NEW YORK, March 27, 2026, 16:37 EDT
Wall Street ended sharply lower Friday, with the Dow Jones Industrial Average falling into correction territory and all three major indexes closing at their weakest levels in over half a year. Worries about a prolonged, more expensive Iran conflict weighed heavily. According to preliminary numbers, the S&P 500 slipped 1.7% to 6,366.96. The Nasdaq fell 2.1% to 20,949.24. The Dow ended down 1.75% at 45,156.51.
What’s changed: the slide isn’t just about panicked trading on war news anymore. The Nasdaq hit correction territory on Thursday—down 10% from its recent peak. By Friday, the Dow joined it. Fed rate cuts? Traders have erased those bets for this year, despite consumer sentiment in the U.S. hitting new lows.
President Donald Trump looked to soothe investor nerves, tacking an extra 10 days onto Iran’s deadline to reopen the Strait of Hormuz and describing diplomatic talks as “very well.” Earlier, he’d claimed Iran allowed 10 oil tankers safe passage through the strait as a gesture of goodwill. The market, however, wasn’t buying it. “Words alone aren’t cutting it right now,” said Matt Britzman, senior equity analyst at Hargreaves Lansdown. Reuters
Oil once again set the tone.
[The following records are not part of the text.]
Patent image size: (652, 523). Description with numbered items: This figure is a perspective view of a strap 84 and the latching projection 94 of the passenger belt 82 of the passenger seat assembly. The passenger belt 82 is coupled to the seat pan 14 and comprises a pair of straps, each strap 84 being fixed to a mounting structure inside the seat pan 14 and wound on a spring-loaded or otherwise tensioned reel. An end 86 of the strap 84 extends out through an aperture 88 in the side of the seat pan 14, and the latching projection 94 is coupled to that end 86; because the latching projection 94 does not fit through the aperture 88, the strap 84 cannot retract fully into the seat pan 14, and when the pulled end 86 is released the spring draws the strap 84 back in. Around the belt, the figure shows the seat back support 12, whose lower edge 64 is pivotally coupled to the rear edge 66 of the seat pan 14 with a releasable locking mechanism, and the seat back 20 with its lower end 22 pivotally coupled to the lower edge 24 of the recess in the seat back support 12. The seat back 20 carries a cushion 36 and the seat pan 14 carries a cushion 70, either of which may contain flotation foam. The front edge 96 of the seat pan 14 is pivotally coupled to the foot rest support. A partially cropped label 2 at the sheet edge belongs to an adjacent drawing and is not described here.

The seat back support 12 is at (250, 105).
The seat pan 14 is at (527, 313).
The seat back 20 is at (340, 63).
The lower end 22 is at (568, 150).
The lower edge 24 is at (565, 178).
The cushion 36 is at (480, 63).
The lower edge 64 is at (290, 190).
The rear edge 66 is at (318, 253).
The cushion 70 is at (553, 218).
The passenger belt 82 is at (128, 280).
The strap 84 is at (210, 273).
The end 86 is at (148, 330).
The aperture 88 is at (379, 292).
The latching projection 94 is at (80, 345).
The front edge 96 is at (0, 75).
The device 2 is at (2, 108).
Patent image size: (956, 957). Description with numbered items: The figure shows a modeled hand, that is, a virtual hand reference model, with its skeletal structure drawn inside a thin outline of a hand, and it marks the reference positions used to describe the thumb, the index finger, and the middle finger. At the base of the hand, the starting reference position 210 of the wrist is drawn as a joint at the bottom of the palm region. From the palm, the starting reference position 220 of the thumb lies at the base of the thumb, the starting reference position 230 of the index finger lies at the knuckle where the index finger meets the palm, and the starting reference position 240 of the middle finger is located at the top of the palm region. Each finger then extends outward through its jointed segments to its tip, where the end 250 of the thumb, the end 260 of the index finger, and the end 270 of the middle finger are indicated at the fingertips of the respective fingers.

Brent crude finished at $112.57 per barrel, while U.S. West Texas Intermediate closed at $99.64. Since late February’s outbreak of fighting, Brent has climbed 53%, and WTI is up 45%. The Strait of Hormuz, which moves roughly one-fifth of all global oil and gas, remains in focus. “The war’s longevity rather than headlines” is what’s on investors’ minds, StoneX analyst Alex Hodes noted. Reuters
Losses hit across the board, though the sharpest selling showed up in big tech and growth stocks. Nvidia slipped close to 2%, Amazon tumbled around 4%. Over on the Dow, Goldman Sachs proved the biggest weight. Just a day before, energy was nearly alone in the S&P’s green column as tech and communications names spearheaded declines.
Safe havens haven’t exactly lived up to their reputation. Treasuries came under pressure, with yields moving higher; neither the yen nor the Swiss franc delivered their usual buffer. Gold whipped back and forth through the week, prompting investors to pile into the dollar. “There are very few risk-off assets,” said Rajeev De Mello, chief investment officer at GAMA Asset Management. Reuters
Fed officials have begun to acknowledge inflation risks more bluntly. Governor Lisa Cook remarked that risks have “shifted more toward inflation,” saying the war is making it harder to reach the central bank’s 2% target. Right now, CME’s FedWatch tool puts odds of a rate hike by October at about 25%. Reuters
Signs of strain are turning up beyond the markets. The University of Michigan’s consumer sentiment index dropped to 53.3 in March, down from 56.6 the month before. A jump in one-year inflation expectations to 3.8% from 3.4% came alongside average U.S. gasoline prices hitting $3.98 a gallon. Gus Faucher, chief economist at PNC Financial, cautioned that if the conflict goes on and fuel prices rise again, consumers might start cutting back.
Things have deteriorated quickly. On Thursday, Reuters said the OECD warned the conflict had derailed stronger global growth prospects. By Friday, more economists and companies were pointing to oil supply disruptions fueling inflation and rattling confidence.
Here’s the core risk: oil might not be fully reflecting the chance of a drawn-out conflict. Analysts polled by Reuters said prices could remain high across several outcomes—and if Iranian export infrastructure takes a hit or fighting drags into late June, crude could shoot up to $200 a barrel. Macquarie, for its part, figures a swift end to the war would see prices drop fast, though not all the way back to where they were before fighting broke out.
Oil prices are running the show on Wall Street at the moment, not talk of diplomacy. Peter Cardillo, chief market economist at Spartan Capital Securities, said crude is steering market moves, and unless there’s clear movement in negotiations or Hormuz actually reopens, he doesn’t expect that dynamic to shift.